Rugby: Craig Joubert, arbitre de la finale du Mondial 2011, "craignait de venir en France", explique le patron des arbitres

Au centre de tout. Les arbitres de rugby sont, notamment depuis le début du Tournoi des VI Nations, au milieu de controverses. Que ce soit sur leurs choix en matière de discipline (carton jaune à Atonio en Irlande, carton rouge pour Haouas face à l’Ecosse) ou sur les arbitrages vidéo qui ont pu créer la polémique, comme lors de l’essai accordé à l’ailier irlandais James Lowe contre la France, alors qu’un ralenti post-match montrait qu’il avait le pied en touche… Ralenti que l’Anglais Wayne Barnes n’a jamais eu à disposition.
Venu échanger sur ces polémiques, mais également sur les récentes consignes sur le jeu au sol ou les chantiers à quelques mois de la Coupe du monde, Joël Jutge, ancien arbitre français et actuel responsable des officiels de match à World Rugby a évoqué la pression entourant les arbitres de nos jours. Il a tout d’abord écouté un extrait du podcast du 12 décembre dernier, lors duquel le numéro un français Mathieu Raynal, invité à l’époque, parlait d’une réunion entre arbitres à Dubaï. Raynal y évoquait comment il avait été touché par les témoignages de ses confrères et de leurs erreurs.
"La pression populaire a failli pousser certains mecs à se foutre en l’air pour une erreur d’arbitrage"
"La pression liée à l’erreur d’un arbitre est extrêmement forte, disait-il. A Dubaï, Joël Jutge a demandé à Wayne Barnes, Craig Joubert et Bryce Lawrence de raconter comment ils avaient vécu l’erreur d’arbitrage qu’ils avaient commis sur des matchs cruciaux. C’était bouleversant. J’aurai aimé qu’il y ait une caméra à ce moment-là, pour que les gens entendent bien que la pression populaire a failli pousser certains mecs à se foutre en l’air pour une erreur d’arbitrage. Pour nous, qui sommes arbitres, d’entendre ça de la part de collègues, voire amis pour certains, ça me retourne le cœur."
En retour, Jutge a tenu à souligner que le sujet était primordial pour les arbitres de nos jours et qu’il était pris en compte : "Il était important pour nous d’avoir cette discussion, car la vulnérabilité était un peu tabou. Et pour tisser des liens forts entre nous, de l’entraide. Ça va trop vite sur le terrain aujourd’hui, vous êtes obligés d’arbitrer à trois, quatre." Mais il a aussi voulu évoquer le cas de Craig Joubert, l’arbitre sud-africain de la finale de la Coupe du monde 2011 gagnée par la Nouvelle-Zélande face à la France (8-7), extrêmement critiqué dans l’Hexagone sur sa performance ce jour-là, en évoquant une anecdote concernant sa venue en France, à Marseille, l’automne dernier au moment de France-Afrique du Sud.
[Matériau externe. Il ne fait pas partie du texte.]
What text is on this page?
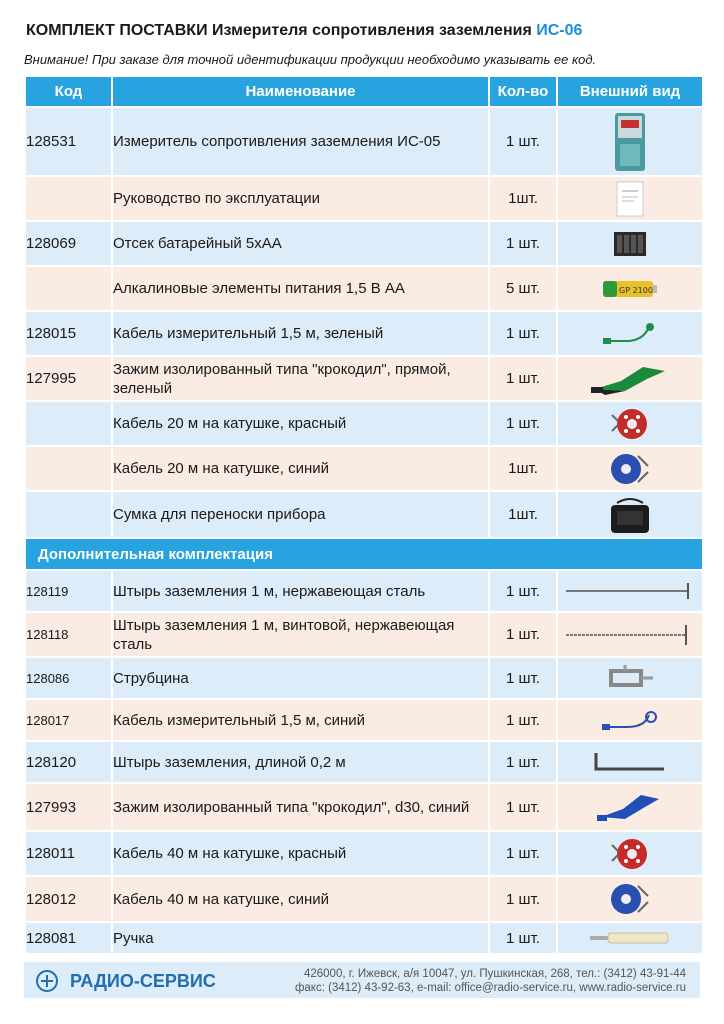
КОМПЛЕКТ ПОСТАВКИ Измерителя сопротивления заземления ИС-06
Внимание! При заказе для точной идентификации продукции необходимо указывать ее код.
Код	Наименование	Кол-во	Внешний вид
128531	Измеритель сопротивления заземления ИС-05	1 шт.	

	Руководство по эксплуатации	1шт.	

128069	Отсек батарейный 5хАА	1 шт.	

	Алкалиновые элементы питания 1,5 В АА	5 шт.	GP 2100

128015	Кабель измерительный 1,5 м, зеленый	1 шт.	

127995	Зажим изолированный типа "крокодил", прямой, зеленый	1 шт.	

	Кабель 20 м на катушке, красный	1 шт.	

	Кабель 20 м на катушке, синий	1шт.	

	Сумка для переноски прибора	1шт.	

Дополнительная комплектация			
128119	Штырь заземления 1 м, нержавеющая сталь	1 шт.	

128118	Штырь заземления 1 м, винтовой, нержавеющая сталь	1 шт.	

128086	Струбцина	1 шт.	

128017	Кабель измерительный 1,5 м, синий	1 шт.	

128120	Штырь заземления, длиной 0,2 м	1 шт.	

127993	Зажим изолированный типа "крокодил", d30, синий	1 шт.	

128011	Кабель 40 м на катушке, красный	1 шт.	

128012	Кабель 40 м на катушке, синий	1 шт.	

128081	Ручка	1 шт.	
РАДИО-СЕРВИС	426000, г. Ижевск, а/я 10047, ул. Пушкинская, 268, тел.: (3412) 43-91-44
факс: (3412) 43-92-63, e-mail: office@radio-service.ru, www.radio-service.ru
"Il sait qu’il a mal fait, il aurait aimé être meilleur"
"Craig craignait son apparition en France, depuis cette finale. Il reste un homme blessé, car il sait qu’il n’a pas été bon ce jour-là. Il sait qu’il a été pris par un environnement qu’il a eu du mal à maîtriser et aujourd’hui encore, il est blessé." Plusieurs actions avaient été sources de polémiques, sur le jeu au sol ou une charge illicite de Richie McCaw sur Morgan Parra. La page Wikipédia de Joubert avait même été piratée peu de temps après la finale et de son côté, amené à commenter la performance de l’arbitre, le président de Toulon de l’époque Mourad Boudjellal avait affublé Joubert du titre de "Spaggiari de l’arbitrage".
Pourtant, selon Jutge, douze ans après, le Sud-africain est resté conscient de ses erreurs lors de cette finale. "Il sait qu’il a mal fait, il aurait aimé être meilleur, il ne l’a pas été et que le titre s’est joué sur quelques décisions". Néanmoins, plusieurs années après, c’est bien lui que Jutge a voulu à ses côtés au moment de son retour comme patron des arbitres à World Rugby. "La première personne que je voulais à mes côtés, c’est Craig Joubert. Car j’avais une confiance énorme en son intégrité." Et de glisser que son séjour à Marseille s’est heureusement bien passé. "Il était ravi de voir des supporters français, des gens que je connaissais sur Marseille. Ça lui a redonné confiance et c’était bien de voir ça." Douze ans après, il est temps de clore ce chapitre de l’histoire du rugby français.